The Air-Gap Requirement: Running an Agentic System on Zero External Dependencies

Tessera will never make an API call. Not to OpenAI. Not to Anthropic. Not to any cloud service. The entire system, language model, retrieval infrastructure, knowledge graph, and agentic layer, runs locally on hardware I control.

This is not paranoia. This is architecture.

Why Air-Gap

The corpus contains twenty-three years of my professional and personal life. Client data, financial records, health information, family communications, strategic plans, security assessments. The sensitivity is not hypothetical. If this data were exposed, the consequences would be professional, legal, and personal.

Cloud AI services process data on infrastructure I do not control, in jurisdictions I may not agree with, under terms of service that can change without notice. Some services train on user inputs. Most retain data for some period. All are subject to legal processes that could compel disclosure.

The air-gap eliminates these risks entirely. The data never leaves my machine. The model runs locally. The queries are processed locally. The results are stored locally. There is no attack surface that does not require physical access to the hardware.

The Engineering Challenge

Air-gapping an agentic AI system is harder than it sounds. The best language models are cloud-hosted and massive. The best embedding models assume internet connectivity. The best graph databases are designed for server deployments, not laptops.
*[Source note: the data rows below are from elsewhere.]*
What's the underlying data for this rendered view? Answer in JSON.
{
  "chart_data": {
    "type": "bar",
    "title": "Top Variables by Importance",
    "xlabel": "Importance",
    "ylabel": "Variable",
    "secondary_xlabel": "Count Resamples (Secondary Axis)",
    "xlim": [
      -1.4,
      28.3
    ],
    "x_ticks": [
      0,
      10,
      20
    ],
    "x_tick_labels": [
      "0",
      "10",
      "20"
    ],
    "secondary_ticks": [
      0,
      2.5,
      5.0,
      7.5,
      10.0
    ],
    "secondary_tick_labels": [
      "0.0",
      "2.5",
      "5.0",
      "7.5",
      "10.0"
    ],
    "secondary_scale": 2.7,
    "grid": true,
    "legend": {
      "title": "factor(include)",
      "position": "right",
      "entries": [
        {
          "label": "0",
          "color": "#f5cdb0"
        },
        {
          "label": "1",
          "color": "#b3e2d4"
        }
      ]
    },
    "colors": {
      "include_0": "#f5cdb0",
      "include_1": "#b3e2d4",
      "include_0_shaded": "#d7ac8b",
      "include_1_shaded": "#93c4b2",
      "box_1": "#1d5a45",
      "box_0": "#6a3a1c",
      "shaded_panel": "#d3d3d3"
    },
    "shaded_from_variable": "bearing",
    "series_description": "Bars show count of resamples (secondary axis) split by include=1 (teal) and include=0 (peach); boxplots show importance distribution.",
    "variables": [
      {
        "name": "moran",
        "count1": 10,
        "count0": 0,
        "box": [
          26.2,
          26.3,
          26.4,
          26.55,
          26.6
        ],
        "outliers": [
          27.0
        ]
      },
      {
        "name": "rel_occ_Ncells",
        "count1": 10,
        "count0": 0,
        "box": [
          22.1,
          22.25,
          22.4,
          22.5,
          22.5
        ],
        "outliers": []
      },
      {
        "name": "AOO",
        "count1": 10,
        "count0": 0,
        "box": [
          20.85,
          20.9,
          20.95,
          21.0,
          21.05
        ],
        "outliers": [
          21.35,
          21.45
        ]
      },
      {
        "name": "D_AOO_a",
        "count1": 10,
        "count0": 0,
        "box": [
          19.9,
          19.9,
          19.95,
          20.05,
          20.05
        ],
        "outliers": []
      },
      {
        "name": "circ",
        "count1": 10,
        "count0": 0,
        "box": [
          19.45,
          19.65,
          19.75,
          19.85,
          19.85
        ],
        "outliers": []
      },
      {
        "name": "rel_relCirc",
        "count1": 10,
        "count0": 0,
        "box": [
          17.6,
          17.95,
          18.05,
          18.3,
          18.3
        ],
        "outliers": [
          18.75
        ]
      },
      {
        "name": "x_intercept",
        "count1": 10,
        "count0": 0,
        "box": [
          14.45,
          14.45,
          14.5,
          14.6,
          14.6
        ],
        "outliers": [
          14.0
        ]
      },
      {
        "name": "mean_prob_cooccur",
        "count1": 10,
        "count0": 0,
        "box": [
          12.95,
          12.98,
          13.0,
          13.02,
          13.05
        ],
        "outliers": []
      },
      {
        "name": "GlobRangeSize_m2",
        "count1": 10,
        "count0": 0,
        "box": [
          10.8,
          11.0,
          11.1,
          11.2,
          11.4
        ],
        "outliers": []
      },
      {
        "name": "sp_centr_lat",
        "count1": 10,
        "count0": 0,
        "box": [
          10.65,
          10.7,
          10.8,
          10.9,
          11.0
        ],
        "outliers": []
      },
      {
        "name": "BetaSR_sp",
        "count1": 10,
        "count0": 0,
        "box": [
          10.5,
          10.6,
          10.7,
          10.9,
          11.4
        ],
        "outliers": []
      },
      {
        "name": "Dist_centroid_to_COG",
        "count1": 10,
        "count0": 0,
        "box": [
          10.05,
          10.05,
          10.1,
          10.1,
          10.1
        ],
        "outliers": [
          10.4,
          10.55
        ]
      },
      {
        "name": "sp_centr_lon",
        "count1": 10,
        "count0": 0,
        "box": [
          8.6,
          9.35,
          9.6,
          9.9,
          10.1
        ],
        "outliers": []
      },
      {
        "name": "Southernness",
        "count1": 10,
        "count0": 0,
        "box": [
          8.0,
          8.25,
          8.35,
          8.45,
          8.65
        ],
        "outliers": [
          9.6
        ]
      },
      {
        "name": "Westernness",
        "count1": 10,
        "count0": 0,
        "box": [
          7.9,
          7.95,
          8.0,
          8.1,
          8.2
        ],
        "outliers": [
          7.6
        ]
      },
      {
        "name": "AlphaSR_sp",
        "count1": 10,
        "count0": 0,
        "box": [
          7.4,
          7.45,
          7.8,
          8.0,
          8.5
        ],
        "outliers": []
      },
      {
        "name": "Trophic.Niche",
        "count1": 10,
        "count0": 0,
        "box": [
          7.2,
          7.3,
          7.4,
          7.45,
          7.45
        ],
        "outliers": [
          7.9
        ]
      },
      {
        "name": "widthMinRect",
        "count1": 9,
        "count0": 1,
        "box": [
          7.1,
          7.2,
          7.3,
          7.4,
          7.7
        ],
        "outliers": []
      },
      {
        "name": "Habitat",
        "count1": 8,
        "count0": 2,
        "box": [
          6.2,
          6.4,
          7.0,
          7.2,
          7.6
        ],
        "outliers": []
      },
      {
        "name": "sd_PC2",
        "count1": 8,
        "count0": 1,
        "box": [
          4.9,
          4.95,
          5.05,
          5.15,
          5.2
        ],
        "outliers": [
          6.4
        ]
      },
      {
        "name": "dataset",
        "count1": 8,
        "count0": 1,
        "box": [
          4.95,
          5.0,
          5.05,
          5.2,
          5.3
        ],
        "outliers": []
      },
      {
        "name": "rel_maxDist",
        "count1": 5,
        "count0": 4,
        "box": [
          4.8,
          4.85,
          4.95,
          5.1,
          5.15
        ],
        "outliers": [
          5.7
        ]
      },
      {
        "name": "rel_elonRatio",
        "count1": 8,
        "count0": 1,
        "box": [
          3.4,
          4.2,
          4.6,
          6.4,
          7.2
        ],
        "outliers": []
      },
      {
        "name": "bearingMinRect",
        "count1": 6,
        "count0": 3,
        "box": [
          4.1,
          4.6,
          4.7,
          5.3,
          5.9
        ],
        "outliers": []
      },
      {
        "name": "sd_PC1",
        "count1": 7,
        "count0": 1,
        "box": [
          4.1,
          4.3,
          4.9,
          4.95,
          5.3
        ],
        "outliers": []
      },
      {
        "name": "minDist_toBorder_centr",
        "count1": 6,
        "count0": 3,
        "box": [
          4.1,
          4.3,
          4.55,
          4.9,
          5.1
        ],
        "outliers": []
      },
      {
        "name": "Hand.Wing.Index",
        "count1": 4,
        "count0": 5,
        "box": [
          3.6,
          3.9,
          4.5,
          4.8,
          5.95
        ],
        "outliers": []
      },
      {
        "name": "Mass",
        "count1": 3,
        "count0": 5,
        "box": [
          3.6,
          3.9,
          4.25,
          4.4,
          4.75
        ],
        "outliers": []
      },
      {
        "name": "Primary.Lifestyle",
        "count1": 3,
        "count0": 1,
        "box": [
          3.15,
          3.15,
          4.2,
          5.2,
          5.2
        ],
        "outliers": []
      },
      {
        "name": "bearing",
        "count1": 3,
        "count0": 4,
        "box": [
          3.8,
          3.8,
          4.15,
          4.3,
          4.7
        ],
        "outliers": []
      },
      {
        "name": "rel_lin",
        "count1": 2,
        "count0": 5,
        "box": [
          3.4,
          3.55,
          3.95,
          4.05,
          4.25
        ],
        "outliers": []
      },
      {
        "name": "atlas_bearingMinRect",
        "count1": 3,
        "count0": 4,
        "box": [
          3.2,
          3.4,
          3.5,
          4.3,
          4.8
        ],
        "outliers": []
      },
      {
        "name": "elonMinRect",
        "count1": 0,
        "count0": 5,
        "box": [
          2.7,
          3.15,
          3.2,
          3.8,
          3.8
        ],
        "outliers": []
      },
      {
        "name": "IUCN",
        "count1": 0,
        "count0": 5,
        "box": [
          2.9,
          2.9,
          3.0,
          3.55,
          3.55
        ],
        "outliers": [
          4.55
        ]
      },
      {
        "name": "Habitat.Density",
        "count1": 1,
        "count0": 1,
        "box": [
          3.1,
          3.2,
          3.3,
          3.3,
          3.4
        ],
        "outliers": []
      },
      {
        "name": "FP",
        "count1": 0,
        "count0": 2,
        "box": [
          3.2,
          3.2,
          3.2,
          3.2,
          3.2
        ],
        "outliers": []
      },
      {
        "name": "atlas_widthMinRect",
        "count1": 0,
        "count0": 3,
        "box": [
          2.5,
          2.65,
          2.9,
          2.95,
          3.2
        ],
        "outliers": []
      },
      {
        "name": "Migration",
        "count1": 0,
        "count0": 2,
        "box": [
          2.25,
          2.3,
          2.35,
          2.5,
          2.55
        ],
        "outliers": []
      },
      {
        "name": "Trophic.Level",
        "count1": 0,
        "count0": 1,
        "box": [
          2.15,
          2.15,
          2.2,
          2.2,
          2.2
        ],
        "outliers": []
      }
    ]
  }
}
I am using locally hosted open-source models for both language generation and embedding. The trade-off is capability: a local seven-billion-parameter model is not as capable as GPT-4 or Claude. But it is capable enough. For the specific domain of my life and decisions, a smaller model with better retrieval outperforms a larger model with worse retrieval. This is the bet.

The knowledge graph runs on SQLite with a custom graph query layer. Not as performant as Neo4j, but zero dependencies, zero configuration, and a single file that can be encrypted and backed up trivially. The vector index uses FAISS, which runs locally with no external dependencies.

The entire stack, model, retrieval, graph, and agentic layer, fits in sixteen gigabytes of RAM and runs on a modern laptop. It is not fast. But it is private, portable, and completely under my control.

What I Give Up

I give up state-of-the-art generation quality. The local model produces less polished prose than cloud models. It hallucinates more frequently, which is why the verification layer is essential. It handles complex reasoning less reliably.

I gain something more valuable: certainty that my data is mine. That no vendor can access it, no subpoena can compel its production from a third party, and no terms-of-service change can retroactively claim rights to it. In a world where data sovereignty is becoming a strategic asset, this is not a limitation. It is a feature.

The generation quality gap is closing. Open-source models improve every quarter. What was impossible locally two years ago is routine now. What is difficult today will be routine in eighteen months. The architecture is designed for the models that are coming, not just the models that exist.